For one of the courses I’m currently studying, my group and I have been assigned to build a 2D game based on another group’s concept. My role in this production is Lead Art; to keep track on all the graphics being made between the three artists. My main task is to animate the player avatar and antagonist, and I started by doing a test animation of the player avatar, since it will be the focal point on the screen and it’s crucial that the animations will move in time with the player’s input commands.

I began by making a quick lineup, consisting of a few key frames:

tst1

The lines were not cleaned up, since this animation was only for functionality, not looks. Once I had the first frames done, I began sketching out “inbetween” frames, also known as “tween” frames, to smooth out the movement. I repeated this process, copy-pasting previously drawn frames and editing them to save time, until I had 14 frames in total and a complete walk cycle.
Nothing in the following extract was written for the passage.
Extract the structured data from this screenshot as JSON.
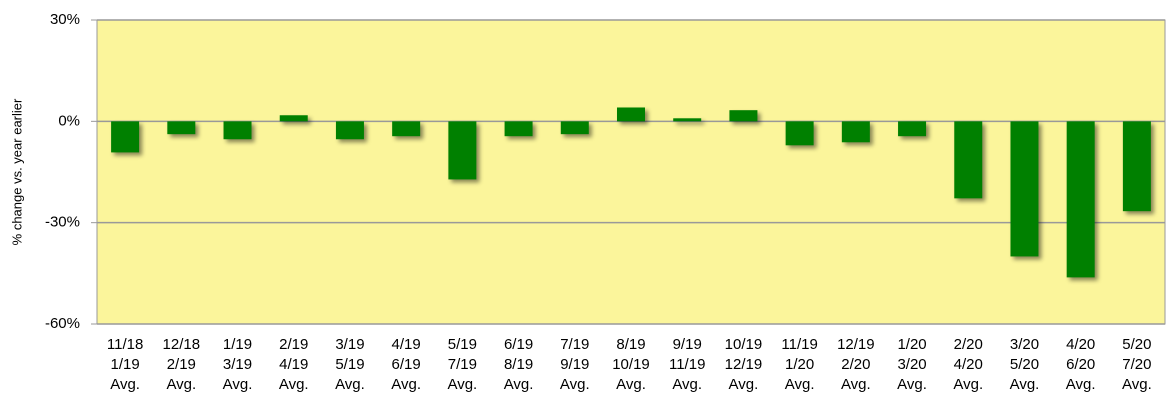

At that point, I began to fill in the sketches with colours, keeping them flat and simple, but covering all the parts of the player avatar. This to see how the avatar’s colours would compare to the colours of our prototype level design. Once that was done, I compiled them onto one page, a so called sprite sheet:

sprtchtt

And lastly, I combined each frame into one .gif, to see how well they worked together:

wlkccl

There is a bump in the step I missed as I lined up each sketch over the previous one while building the animation, and the arm movement is not as smooth as I would have hoped for. But due to doing this while I still had time to test things out, I learned what to watch out for before I continue to work on the final animations. And by putting the animation into our prototype game level, It was easy to see that the colours needs to be edited, to avoid making the player avatar be nothing but a bleak blue-grey spot on the screen, as seen here:

FancyMansion_printscreen_1b

Since testing this, the colours have been adjusted on both the player avatar and the surrounding environment, to make the few light spots on the screen be more visible in the darkness that most of the screen will be covered with during the entirety of the game.

To sum things up: The six to seven hours I spent sketching out and editing this test animation in Paint Tool SAI and Photoshop was time well spent, as it proved to be both the learning experience and useful tool it was created for.